DSHARP: Deep Incompressible Motion Estimation with Sinusoidal-transformed Harmonic Phase for Tagged MRI.
Authors
Abstract
Tagged magnetic resonance imaging (tMRI) is a valuable tool for visualizing and quantifying tissue deformation in vivo. Its use is often hampered, however, by tag fading, long computation times, and the challenge of ensuring diffeomorphic, incompressible motion fields. In this paper, we describe a novel integration of the harmonic phase (HARP) approach to tMRI analysis with an unsupervised deep learning-based registration framework to estimate 2D and 3D motion fields that are diffeomorphic and nearly incompressible.
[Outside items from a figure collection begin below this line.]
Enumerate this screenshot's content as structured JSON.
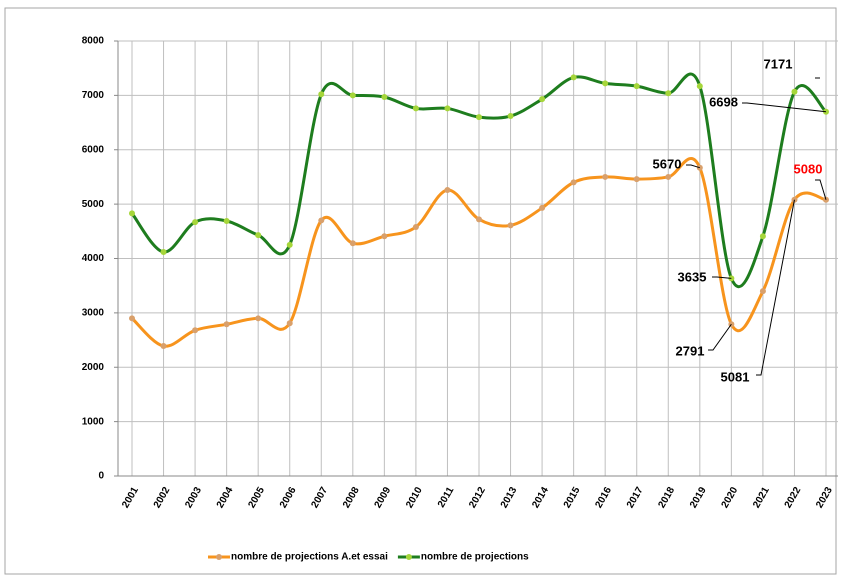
{
  "chart_data": {
    "type": "line",
    "categories": [
      "2001",
      "2002",
      "2003",
      "2004",
      "2005",
      "2006",
      "2007",
      "2008",
      "2009",
      "2010",
      "2011",
      "2012",
      "2013",
      "2014",
      "2015",
      "2016",
      "2017",
      "2018",
      "2019",
      "2020",
      "2021",
      "2022",
      "2023"
    ],
    "series": [
      {
        "name": "nombre de projections A.et essai",
        "color": "#f7941d",
        "values": [
          2900,
          2390,
          2680,
          2790,
          2900,
          2810,
          4700,
          4280,
          4410,
          4580,
          5260,
          4720,
          4610,
          4930,
          5400,
          5500,
          5460,
          5500,
          5670,
          2791,
          3400,
          5081,
          5080
        ]
      },
      {
        "name": "nombre de projections",
        "color": "#1e7d1e",
        "values": [
          4830,
          4120,
          4670,
          4690,
          4430,
          4250,
          7020,
          7000,
          6970,
          6760,
          6760,
          6600,
          6620,
          6930,
          7330,
          7220,
          7170,
          7040,
          7171,
          3635,
          4410,
          7066,
          6698
        ]
      }
    ],
    "ylim": [
      0,
      8000
    ],
    "yticks": [
      0,
      1000,
      2000,
      3000,
      4000,
      5000,
      6000,
      7000,
      8000
    ],
    "grid": true,
    "legend": "bottom"
  }
}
The resulting method, called deep sinusoidally transformed HARP, or DSHARP, enables end-to-end network training by implementing a transformation of the harmonic phase to remove phase-wrapping discontinuities. It produces diffeomorphic motion by estimating a stationary velocity field from which motion is computed using the scaling and squaring technique. Finally, it encourages incompressibility using a novel Jacobian determinant loss term during network training. We evaluated DSHARP on 2D and 3D phantom data with simulated incompressible motions, real 3D human tongue data acquired during speech from both healthy and glossectomy subjects, and cardiac tagged MRI from the public STACOM 2011 benchmark. Our approach outperforms HARP, SinMod, SyN, PVIRA, VoxelMorph, and DeepTag in tracking accuracy, computation speed, and preservation of incompressibility.